Greece will need a fourth bailout due to unsustainable debt pile says former finance minister

eKathimerini

The Telegraph — Greece will need a fourth bailout as its debts remain utterly unsustainable despite years of austerity and attempted reforms, according to former finance minister George Papaconstantinou.

A “radical liberalisation of the economy” is also necessary as the country needs to attract foreign investment because Greece lacks the domestic resources needed to grow its industries, he told an audience at the London School of Economics.

Pretty much everyone agrees that Greek debt is not sustainable,” he said. “Is there a prospect of a fourth bailout? Yes. Even in the best case… I doubt that Greece will be able to stand on its own feet.”

 Mr Papaconstantinou, who was Greece’s finance minister from 2009 to 2011, said that these measures have to be accompanied by serious economic reforms.

He said that governments have only found themselves able to implement economic reforms by blaming external powers for forcing them onto Greece, adding that he used this tactic himself to push more reforms forward.

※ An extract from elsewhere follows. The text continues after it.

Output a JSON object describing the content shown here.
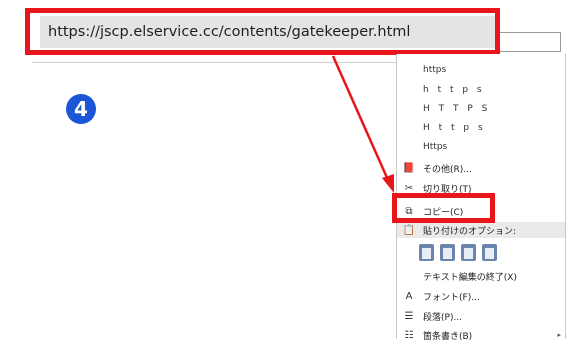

He noted that Greece was the first EU country to vote a populist party into power. But he also hopes the country’s political centre can recover and implement reforms more honestly and effectively, something that he as a key member of the Papandreou government failed to do.
“We could pioneer a closing of the circle, not in a return to politics as usual, and not a return to the way things used to be,” he said, denoting that he would perhaps be interested in making a return to politics as part of that political center-left.
The Papandreou government  was elected in 2009 on a platform of “there’s money available” and a pre election commitment to eliminate corruption and cronyism.
In 2015 Mr Papaconstantinou, while denying any wrongdoing, was found guilty of a misdemeanour  by an Athens Court for tampering with the so-called “Lagarde list” of potential tax evaders, but was cleared of  more serious felony charges.